The Gage “self-setting” design eliminated the need for a lateral adjustment feature, which eliminated slop in the blade movement. The adjustment slide was designed to accurately fit into a groove in the frog, and depth adjustment was controlled by a screw at the rear of the frog, similar to a low angle block plane. The two-piece lever cap design also functioned as a chipbreaker. The outer part of the cap serves as the lever cap, with the inner piece functioning as a chipbreaker. The mechanism is adjustable via a two-screw slide to bring it closer to the edge of the blade. The self setting feature allowed the cutter and cap to be removed and reinstalled without adjustment of the cut.

In 1919 Stanley Rule & Level Co. bought the Vineland NJ company, mainly to get the patent for their excellent frog design and to compete with Sargent’s Auto-Set line of planes that are very similar in both appearance and design.
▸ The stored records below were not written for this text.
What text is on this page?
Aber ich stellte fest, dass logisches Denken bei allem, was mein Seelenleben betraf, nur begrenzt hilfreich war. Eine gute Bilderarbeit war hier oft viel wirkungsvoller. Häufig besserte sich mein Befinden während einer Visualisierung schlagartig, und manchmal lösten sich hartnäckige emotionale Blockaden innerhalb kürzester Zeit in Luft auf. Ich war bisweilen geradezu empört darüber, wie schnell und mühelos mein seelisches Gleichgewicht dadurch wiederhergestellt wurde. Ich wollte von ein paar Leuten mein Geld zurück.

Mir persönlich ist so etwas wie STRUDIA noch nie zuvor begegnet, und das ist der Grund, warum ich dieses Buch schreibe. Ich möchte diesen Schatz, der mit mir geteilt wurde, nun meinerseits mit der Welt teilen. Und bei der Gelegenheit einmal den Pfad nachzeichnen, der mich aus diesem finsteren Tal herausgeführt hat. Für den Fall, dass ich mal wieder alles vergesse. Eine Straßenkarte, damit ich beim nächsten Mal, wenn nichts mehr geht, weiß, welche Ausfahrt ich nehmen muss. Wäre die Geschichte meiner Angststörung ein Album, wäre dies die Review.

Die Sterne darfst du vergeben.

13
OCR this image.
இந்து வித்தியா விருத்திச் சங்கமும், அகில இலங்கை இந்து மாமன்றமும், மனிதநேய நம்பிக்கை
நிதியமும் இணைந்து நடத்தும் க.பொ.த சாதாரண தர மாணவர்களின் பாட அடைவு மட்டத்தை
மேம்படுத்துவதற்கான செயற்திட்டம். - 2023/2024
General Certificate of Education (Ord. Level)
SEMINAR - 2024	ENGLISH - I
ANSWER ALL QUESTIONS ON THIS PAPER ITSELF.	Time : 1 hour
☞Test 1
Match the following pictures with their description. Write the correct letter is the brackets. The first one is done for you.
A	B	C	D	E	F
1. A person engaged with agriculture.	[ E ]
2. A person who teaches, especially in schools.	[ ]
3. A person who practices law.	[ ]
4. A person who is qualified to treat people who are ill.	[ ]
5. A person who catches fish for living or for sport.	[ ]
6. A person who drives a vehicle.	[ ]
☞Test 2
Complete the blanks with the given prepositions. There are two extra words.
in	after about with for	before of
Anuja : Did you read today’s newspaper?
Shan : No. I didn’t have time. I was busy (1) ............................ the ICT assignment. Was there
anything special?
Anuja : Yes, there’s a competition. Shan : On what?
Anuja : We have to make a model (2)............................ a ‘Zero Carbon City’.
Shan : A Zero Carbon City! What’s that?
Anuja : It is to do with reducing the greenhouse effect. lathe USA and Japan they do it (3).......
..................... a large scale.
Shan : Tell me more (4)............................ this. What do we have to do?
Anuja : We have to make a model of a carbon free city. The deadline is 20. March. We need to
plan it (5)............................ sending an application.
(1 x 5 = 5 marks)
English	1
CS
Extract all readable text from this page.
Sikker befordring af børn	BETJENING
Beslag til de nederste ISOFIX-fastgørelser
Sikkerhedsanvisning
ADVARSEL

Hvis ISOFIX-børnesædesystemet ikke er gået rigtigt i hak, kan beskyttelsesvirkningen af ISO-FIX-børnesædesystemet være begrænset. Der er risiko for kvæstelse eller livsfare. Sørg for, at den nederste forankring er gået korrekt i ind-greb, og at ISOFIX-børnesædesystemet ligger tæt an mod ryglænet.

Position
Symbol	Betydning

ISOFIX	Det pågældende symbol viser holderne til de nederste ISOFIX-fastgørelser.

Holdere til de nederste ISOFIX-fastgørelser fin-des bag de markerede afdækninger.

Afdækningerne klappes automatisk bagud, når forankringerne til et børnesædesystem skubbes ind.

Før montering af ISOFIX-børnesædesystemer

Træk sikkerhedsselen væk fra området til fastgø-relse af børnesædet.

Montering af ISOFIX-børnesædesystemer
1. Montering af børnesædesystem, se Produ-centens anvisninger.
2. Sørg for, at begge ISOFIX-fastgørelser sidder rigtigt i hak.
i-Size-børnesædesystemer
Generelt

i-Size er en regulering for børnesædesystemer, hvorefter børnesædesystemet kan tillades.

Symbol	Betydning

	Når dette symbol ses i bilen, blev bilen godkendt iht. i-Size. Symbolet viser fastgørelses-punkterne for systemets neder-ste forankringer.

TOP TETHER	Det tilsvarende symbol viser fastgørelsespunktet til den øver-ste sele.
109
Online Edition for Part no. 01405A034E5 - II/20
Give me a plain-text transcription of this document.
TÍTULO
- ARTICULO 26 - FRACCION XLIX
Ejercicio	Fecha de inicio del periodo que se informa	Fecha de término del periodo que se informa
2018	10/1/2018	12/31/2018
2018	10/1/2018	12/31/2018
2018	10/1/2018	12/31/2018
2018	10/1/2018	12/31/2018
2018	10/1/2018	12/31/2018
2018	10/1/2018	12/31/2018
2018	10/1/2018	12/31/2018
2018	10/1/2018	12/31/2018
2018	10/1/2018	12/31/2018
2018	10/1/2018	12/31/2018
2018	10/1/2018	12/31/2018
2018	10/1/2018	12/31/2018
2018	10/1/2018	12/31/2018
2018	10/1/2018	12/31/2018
Stanley retained the use of the Gage name, producing a line of transitional planes from 1919 to 1935, and metal Gage planes from 1919 to about 1941, when the line was phased out.

The original Stanley Gage line of metal bench planes was numbered 3 through 7, sizes that compared to their Bailey counterparts. The G prefix was added in 1930 to distinguish them from the Bailey line (G3 through G7C). There were 10 different numbers included in the offering, which included corrugated versions that, like Bailey planes, were differentiated with a C suffix appended to the model number (ex. G3C or G7C).

Gage Type Study

There are four “Types” of Stanley Gage planes, which are thankfully far less complicated than most of the other Stanley Type studies.

Type 1 (1919-1923) – Plane beds marked “Pat. Appl’d For” in the casting. No “G” prefix to the model number

Type 2 (1924-1930) – “Pat. Appl’d For” removed from the casting. Plane beds are now marked with Schade’s 2-17-20 patent date.

Type 3 (1930-1941) – The “G” prefix added to the model number.

Type 4 – Same as Type 3 but has “Made in USA” added to the casting. (exact date of this is uncertain)


Sellens, Alvin, The Stanley Plane,: A History & Descriptive Inventory, Augusta, KS: Allvin Sellens, 1978.

Walter, John, Stanley Tools: Guide to Identity & Value, Marietta, OH: John Walter, 1996.